Theater Art as a Postmodern Art Movement

 

    I would like to share our community theater experience. In my own opinion, I can relate and consider that endeavor as postmodern art. My main aim of our community theater company is to teach, inform, and involve the young people in our area in the art of drama and performance art. We conduct workshops, seminars, and free stageplay for the residents in our community for them to appreciate art and the theater arts as well. The workshops are being conducted during the summer because this is the time when our participants are mostly free from their academic obligations – we also welcome out-of-school youth to save them from the harm of the challenging communal norms of Manila.

      In teaching them, we are using a combination of talks and practicums, and since the pedagogical nature of the entire undertaking is a workshop, we are training them most of the time in the dramatic arts using staple pieces and some materials that I’ve written specifically for the training. I’m the production manager and playwright for some of the plays and most of the time, I am also engaged and involved in the training and teaching activities of our organization. There, I was able to share and showcase my art to the participants and the team as well, like an instructor/teacher of a sort if you will.
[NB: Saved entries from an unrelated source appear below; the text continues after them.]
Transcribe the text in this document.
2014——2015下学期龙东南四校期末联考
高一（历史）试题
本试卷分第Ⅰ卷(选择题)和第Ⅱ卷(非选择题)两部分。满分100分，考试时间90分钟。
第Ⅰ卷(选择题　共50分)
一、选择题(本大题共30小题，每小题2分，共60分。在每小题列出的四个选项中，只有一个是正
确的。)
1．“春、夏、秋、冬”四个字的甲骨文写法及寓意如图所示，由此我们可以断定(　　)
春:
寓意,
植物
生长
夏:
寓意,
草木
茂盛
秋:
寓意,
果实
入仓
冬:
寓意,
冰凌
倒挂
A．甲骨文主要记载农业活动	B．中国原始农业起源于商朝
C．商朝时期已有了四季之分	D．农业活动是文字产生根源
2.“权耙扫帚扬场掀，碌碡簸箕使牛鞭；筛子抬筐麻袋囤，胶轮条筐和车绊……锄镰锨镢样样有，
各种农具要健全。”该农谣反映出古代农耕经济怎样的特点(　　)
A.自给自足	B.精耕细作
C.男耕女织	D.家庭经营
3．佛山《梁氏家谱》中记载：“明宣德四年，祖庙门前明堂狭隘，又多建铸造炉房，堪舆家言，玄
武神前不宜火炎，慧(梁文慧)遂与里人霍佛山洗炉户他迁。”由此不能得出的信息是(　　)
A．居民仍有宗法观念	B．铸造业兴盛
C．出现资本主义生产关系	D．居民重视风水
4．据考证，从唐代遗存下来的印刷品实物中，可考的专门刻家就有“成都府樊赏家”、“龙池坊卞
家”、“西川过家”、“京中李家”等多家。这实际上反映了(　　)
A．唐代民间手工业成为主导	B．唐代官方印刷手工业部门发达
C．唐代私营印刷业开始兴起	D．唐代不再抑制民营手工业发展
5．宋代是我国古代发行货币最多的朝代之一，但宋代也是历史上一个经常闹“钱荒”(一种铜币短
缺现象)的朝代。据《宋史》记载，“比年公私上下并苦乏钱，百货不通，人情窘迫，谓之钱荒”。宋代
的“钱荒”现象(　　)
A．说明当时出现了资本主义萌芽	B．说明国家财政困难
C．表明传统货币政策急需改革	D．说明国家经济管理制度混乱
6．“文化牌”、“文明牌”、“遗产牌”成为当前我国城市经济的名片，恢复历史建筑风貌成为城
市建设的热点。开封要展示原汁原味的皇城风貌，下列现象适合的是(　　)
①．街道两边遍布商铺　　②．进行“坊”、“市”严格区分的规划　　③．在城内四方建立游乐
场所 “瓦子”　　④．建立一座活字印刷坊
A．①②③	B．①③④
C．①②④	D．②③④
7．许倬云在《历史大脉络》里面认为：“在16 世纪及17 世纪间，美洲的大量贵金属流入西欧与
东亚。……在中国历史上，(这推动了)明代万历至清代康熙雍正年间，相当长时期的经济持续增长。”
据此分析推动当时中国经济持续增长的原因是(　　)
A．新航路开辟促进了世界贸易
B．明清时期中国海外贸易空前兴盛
      I can say that what we are doing can be considered a postmodern pedagogical art because of its qualities that make it distinct from the classical approach in art and pedagogical practices. The undertakings of the theater workshops and the training can be anchored in the qualities and distinctions stated by Taylor in the journal. The focus of the theater performances or the theater art is to challenge and to provoke the thinking, emotions, and the insight of the viewer as well as the inner conflicts of the artist – in this case, the playwright. The plays are not contained in a structure such as auditoriums or theater complex, but on the streets rather. The shows are being exposed to the public conveniently by the use of makeshift stages made of some recycled wood plank.

      These qualities made our community theater company’s endeavors a part of the postmodern art movement because the ultimate goal of the plays is to provoke and challenge the viewer’s point of view regarding the issues lingering our society, religion, family, and existence as a human being. The caravan – as to how we call the remote, spontaneous plays, is a transformative vehicle of the arts as I take it from the statement of Taylor because of its involvement in the transformative process for both the artist and the spectators alike since the very beginning of the conceptualization of the story by the playwright to the actual show of the production. It educates the people and made them appreciate the beauty of the arts as a whole.

      Postmodern art for me has changed the landscape of the art scene forever. It transformed the ways we look and perceive things. It teaches us about the possibilities beyond the four corners of the concrete museums and galleries. Postmodern art movements animated the static remembrance of the pieces exhibited in the museums and galleries and translated it to a more accessible way of appreciating art. I would also like to think that it can also be considered as the transformative vehicle for the schools of thought in a pedagogical sense, we, as active members of the academe benefited so much from the vastness postmodern art had offered us especially in the way we study art problems and art theories.